This crock pot cheeseburger soup is extra thick and cheesy with loads of potatoes and other vegetables. This “stick to your bones” soup will become a family favorite this winter.
This is a recipe suggested by my wife after having a similar dish at one of our favorite restaurants. Think of it as an extra-thick cheesy potato soup with some burger.
I call this an extra thick soup, but it can also be called a chowder, a thick soup based on a white sauce. A white sauce is based on a roux with flour, which is the recipe's thickening method.
The model recipe I settled on was a Taste of Home recipe that was stovetop. It was not exactly what we wanted. I wanted the crock pot. Plus, I wanted some other adjustments.
The big change was the thickness of the soup along with the crock pot conversion. I doubled the thickening and made exactly what we wanted. That was done by doubling the roux (butter and flour).
A lower 5 or high 4. I was hungry and loved a thick cheese soup, so I'm going with the 5.
This recipe requires ground meat. Generally, that will be beef, but turkey or chicken will be fine. The burger is double the model but suggested by commenters and an obvious must-do.
The ground meat must be browned and drained before adding to the crock pot. Crock pots are great for a lot of things but cooking ground meat is not one of them. You will have clumps of meat along with all the fatty drainage in your dish. Please cook ahead.
Most of us will start with store-bought ground beef, which is fine. Just brown, break apart and drain.
There is a difference between hamburger and ground beef. Ground beef has a variable amount of fat, but the fat is from the beef being ground. Hamburger can have up to 30% fat, and fat can be added from trimming other cuts. Please choose #1, not #2.
A starchy potato, like Russet, is probably best here, but others can be used. I decrease the potato down a bit in the original recipe. There was more potato than want we wanted.
Also, be sure that the potato is chopped smaller than then other soups. I suggest ½ inch or a bit smaller.
Frozen diced potatoes will work fine here, also.
I continued my love of Velveeta. It melts well, and I do love the taste. OK, I know that is not "gourmet or foodie" like, but this is an everyday cooking blog.
Any American or cheddar cheese should be fine. Or go wild and use the cheeses of your choice.
I consider the basil and parsley flakes optional. I did them but felt they didn't add anything other than a hint of basil that didn't seem needed.
Make it Bacon Cheeseburger Soup.
Everything is better with bacon.
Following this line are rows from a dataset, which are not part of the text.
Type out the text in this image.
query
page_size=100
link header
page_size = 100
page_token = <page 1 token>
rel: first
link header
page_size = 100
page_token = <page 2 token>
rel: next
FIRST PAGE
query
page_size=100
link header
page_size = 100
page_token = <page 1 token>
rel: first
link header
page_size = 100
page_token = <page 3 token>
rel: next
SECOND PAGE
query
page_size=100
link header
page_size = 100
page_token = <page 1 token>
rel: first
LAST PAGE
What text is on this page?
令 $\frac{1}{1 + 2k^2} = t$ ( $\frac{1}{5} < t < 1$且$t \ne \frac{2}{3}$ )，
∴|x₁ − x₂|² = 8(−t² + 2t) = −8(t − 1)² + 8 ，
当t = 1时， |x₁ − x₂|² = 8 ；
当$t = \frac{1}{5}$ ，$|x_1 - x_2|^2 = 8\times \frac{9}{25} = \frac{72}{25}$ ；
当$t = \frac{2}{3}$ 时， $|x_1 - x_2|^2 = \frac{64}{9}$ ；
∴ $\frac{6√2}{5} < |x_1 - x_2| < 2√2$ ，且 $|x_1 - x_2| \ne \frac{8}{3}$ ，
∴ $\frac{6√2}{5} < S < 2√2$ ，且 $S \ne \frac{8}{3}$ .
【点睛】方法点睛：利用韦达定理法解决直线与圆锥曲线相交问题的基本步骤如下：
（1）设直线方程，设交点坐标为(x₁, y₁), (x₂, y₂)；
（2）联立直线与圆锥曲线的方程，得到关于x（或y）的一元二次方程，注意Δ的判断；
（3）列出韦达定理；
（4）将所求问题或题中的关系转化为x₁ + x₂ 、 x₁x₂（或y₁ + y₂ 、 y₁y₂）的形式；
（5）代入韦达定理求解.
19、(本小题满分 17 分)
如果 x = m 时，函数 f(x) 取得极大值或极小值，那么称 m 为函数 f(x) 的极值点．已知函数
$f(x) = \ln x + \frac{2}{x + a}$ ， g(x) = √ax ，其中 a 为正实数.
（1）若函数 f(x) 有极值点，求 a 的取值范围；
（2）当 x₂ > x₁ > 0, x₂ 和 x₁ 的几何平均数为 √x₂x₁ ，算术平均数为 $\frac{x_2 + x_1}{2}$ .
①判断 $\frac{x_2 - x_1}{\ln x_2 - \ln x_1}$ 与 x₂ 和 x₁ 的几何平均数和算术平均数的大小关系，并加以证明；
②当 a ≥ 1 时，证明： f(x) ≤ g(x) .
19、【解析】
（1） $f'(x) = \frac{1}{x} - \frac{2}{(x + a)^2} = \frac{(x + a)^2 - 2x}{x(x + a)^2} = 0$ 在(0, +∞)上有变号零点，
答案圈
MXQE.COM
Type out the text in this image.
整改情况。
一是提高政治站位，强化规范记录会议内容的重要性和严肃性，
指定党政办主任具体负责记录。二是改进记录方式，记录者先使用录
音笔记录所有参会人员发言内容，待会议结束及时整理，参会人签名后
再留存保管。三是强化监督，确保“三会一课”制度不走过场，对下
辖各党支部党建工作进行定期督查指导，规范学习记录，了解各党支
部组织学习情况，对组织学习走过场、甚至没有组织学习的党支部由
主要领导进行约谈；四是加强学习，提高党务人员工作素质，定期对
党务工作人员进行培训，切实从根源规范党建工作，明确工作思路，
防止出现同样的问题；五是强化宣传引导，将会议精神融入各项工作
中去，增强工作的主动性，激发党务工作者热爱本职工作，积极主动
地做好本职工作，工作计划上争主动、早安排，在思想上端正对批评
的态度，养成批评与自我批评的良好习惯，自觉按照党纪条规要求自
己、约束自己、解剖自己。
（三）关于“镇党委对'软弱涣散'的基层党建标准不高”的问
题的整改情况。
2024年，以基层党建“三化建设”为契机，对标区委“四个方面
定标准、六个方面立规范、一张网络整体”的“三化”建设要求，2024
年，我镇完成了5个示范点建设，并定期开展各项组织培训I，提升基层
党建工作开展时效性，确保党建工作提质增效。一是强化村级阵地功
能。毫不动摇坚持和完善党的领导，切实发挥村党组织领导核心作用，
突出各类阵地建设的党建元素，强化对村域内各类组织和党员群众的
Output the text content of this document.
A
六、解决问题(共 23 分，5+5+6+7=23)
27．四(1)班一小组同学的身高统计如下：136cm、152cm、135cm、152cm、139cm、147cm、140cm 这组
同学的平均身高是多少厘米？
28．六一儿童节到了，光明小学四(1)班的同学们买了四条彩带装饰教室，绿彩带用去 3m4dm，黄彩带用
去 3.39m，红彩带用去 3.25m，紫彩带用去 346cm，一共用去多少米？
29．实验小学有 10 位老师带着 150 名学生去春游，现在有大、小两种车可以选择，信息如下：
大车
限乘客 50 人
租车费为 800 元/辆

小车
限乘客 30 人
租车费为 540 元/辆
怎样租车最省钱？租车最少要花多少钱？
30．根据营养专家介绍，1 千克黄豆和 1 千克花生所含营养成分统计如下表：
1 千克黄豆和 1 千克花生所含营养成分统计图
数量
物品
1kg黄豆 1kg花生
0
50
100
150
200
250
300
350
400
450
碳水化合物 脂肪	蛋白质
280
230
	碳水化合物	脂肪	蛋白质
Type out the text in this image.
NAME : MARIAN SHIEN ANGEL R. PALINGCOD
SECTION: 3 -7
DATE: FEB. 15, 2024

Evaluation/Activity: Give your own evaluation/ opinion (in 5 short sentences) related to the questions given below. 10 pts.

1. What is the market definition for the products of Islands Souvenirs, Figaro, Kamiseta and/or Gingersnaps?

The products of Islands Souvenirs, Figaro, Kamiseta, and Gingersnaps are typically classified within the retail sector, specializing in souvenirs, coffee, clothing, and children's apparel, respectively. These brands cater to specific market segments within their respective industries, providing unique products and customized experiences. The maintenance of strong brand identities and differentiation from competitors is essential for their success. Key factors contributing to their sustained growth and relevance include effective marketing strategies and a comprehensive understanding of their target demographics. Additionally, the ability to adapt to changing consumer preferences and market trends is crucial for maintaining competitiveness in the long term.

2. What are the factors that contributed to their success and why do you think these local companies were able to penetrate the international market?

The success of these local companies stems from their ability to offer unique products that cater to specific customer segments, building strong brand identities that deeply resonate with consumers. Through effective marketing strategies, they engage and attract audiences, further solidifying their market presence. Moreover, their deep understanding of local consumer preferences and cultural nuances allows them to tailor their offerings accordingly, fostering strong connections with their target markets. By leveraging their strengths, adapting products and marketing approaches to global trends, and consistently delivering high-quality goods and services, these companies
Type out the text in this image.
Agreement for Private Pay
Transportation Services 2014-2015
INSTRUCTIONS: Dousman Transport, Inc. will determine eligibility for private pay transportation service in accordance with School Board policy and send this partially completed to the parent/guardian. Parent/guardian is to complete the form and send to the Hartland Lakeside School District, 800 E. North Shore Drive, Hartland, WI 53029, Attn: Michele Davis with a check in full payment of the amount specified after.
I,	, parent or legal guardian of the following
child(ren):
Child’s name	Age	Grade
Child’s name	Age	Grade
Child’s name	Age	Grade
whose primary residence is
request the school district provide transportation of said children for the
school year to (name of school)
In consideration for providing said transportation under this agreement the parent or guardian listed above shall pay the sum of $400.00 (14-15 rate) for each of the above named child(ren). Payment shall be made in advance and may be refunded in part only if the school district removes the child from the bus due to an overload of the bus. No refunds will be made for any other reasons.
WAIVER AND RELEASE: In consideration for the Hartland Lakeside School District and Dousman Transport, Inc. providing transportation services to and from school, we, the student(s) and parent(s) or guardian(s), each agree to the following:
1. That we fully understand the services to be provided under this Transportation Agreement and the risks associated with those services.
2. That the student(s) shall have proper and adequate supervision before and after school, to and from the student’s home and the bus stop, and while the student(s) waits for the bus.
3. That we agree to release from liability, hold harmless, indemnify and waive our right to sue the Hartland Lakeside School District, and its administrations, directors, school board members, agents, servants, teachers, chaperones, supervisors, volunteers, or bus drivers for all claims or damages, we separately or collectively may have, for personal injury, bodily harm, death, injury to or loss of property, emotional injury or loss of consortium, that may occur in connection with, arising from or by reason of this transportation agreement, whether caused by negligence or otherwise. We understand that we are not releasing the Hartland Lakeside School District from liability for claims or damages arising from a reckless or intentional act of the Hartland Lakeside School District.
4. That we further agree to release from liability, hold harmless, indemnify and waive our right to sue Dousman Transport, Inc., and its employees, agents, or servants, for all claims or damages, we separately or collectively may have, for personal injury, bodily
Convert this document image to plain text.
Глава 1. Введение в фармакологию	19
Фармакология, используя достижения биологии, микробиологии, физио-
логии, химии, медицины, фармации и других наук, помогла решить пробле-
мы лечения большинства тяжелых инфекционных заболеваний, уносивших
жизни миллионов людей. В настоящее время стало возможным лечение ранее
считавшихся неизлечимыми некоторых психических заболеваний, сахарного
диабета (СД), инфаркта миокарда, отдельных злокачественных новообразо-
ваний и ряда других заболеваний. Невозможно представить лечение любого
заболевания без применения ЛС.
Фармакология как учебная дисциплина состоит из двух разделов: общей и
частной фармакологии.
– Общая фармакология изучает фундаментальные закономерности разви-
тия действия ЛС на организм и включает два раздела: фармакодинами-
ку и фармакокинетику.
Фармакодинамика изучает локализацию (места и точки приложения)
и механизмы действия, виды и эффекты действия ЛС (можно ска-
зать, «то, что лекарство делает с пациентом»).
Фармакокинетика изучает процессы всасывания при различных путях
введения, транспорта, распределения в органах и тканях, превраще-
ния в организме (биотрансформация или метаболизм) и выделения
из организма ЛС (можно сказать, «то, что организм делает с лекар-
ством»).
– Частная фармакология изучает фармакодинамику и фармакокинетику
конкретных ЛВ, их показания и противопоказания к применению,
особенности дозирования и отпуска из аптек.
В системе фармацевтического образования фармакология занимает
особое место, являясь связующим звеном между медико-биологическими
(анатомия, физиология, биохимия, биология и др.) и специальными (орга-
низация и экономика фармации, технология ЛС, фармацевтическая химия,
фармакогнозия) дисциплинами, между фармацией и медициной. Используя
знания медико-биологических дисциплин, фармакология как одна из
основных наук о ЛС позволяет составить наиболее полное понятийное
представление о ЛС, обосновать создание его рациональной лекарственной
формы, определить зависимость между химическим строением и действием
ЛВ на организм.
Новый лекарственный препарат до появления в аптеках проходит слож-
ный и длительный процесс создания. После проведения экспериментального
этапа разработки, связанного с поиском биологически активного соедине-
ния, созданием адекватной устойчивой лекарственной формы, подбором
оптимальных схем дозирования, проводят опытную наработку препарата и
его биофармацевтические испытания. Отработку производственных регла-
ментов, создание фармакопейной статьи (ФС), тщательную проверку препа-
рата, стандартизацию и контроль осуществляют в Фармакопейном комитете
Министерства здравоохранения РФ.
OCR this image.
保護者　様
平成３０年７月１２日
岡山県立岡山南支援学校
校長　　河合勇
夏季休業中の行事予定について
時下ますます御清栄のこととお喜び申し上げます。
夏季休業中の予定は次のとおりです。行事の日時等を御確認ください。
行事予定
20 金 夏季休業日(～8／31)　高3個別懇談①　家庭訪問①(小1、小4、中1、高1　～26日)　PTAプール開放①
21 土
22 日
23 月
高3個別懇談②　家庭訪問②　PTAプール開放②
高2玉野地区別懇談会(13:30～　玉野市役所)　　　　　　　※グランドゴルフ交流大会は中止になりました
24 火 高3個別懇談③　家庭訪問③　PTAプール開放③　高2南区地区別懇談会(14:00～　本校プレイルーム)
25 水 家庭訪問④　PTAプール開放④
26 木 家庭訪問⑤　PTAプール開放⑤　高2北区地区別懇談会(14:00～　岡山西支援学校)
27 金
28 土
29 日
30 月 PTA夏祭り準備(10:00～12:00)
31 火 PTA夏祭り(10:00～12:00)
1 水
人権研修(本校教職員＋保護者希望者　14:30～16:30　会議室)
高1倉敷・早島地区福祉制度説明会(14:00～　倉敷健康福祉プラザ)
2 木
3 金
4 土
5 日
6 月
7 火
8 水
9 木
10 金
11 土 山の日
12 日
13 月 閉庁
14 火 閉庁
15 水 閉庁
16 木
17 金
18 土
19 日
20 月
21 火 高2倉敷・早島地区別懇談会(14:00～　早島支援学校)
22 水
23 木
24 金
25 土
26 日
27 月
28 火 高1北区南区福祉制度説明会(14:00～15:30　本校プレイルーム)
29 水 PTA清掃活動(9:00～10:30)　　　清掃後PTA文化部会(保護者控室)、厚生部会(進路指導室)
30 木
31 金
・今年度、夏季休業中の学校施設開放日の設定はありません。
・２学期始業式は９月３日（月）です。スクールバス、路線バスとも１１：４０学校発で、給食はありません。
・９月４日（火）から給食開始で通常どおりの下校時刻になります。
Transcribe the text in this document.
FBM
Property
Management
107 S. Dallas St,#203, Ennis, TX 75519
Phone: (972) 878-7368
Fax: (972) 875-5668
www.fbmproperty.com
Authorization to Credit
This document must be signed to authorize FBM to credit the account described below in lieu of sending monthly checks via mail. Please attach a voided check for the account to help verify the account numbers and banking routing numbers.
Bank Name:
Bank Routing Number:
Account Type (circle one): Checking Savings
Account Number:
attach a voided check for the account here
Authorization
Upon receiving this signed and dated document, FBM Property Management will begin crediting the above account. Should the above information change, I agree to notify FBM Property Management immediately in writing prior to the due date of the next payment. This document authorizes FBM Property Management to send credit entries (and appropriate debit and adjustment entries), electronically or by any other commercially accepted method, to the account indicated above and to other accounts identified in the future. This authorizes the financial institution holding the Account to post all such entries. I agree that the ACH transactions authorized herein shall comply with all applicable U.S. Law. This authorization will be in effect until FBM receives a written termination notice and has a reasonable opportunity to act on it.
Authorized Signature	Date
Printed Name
You can add bacon as a topping. Or, for the full bacon experience, add it during the cooking.
You can add 8 pieces of cooked chopped up bacon with the browned meat.
This and most soup will store in the refrigerator for up to 4 days, tightly covered.
If frozen, the potatoes may lose some texture, and milk-based soups do not freeze the best. It is up to you, but for the best results, don't freeze.
♨️The Crock Pot
This recipe, as written, needs a 6-quart or bigger size crock pot. If you cut the recipe in half, use a 3 quart or larger pot.
Thickening in a Crock Pot
This recipe depends on a roux to thick the soup. A roux (pronounced roo) is the best way to thicken almost any other liquid like gravy.
Here we are using equal parts of butter and flour. Melt the butter and whisk in the flour and cook for a few minutes. Then add some liquid (milk here) and allow it to thicken before adding to the pot.
You can also use tapioca, cornstarch, or arrowroot, which are less fussy for thickening in a crock pot. What doesn't do well is just added flour to the recipe.
I do not like cornstarch here since reheating a liquid that has been thickened with cornstarch gives a gel-like consistency.
📖Crock Pot Soup Recipes
Most of the ingredients are sitting in your kitchen now.
Peel and chop 3-4 medium potatoes into ½ inch cubes to make 3-4 cups. Peel and shred 2 medium carrots and chop one small onion and one stalk (rib) of celery.
Add veggies to a larger crock pot. Add 2 cups of low sodium chicken broth. Optionally add one teaspoon dry parsley and 1 teaspoon basil. Cook on low for 4 hours.
At 4 hours, brown 1 pound of ground beef. Drain the beef and add to the crock pot.
Wipe out the pan. Melt one stick (8 tablespoons) butter. Add ½ cup flour, whisk for several minutes until changing color slightly. Add 2 ½ cup milk. Whisk continuously for a few minutes while adding ¼ cup of sour cream, ½ teaspoon salt, and ½ teaspoon pepper.
When thickened, add to the crock pot and mix well. Add 1 pound cheese of choice. Velveeta for me. Cook one additional hour on HIGH. Be sure the potato is tender before stopping.
Top the way you would your cheeseburger. I love some bacon, tomato, and pickle.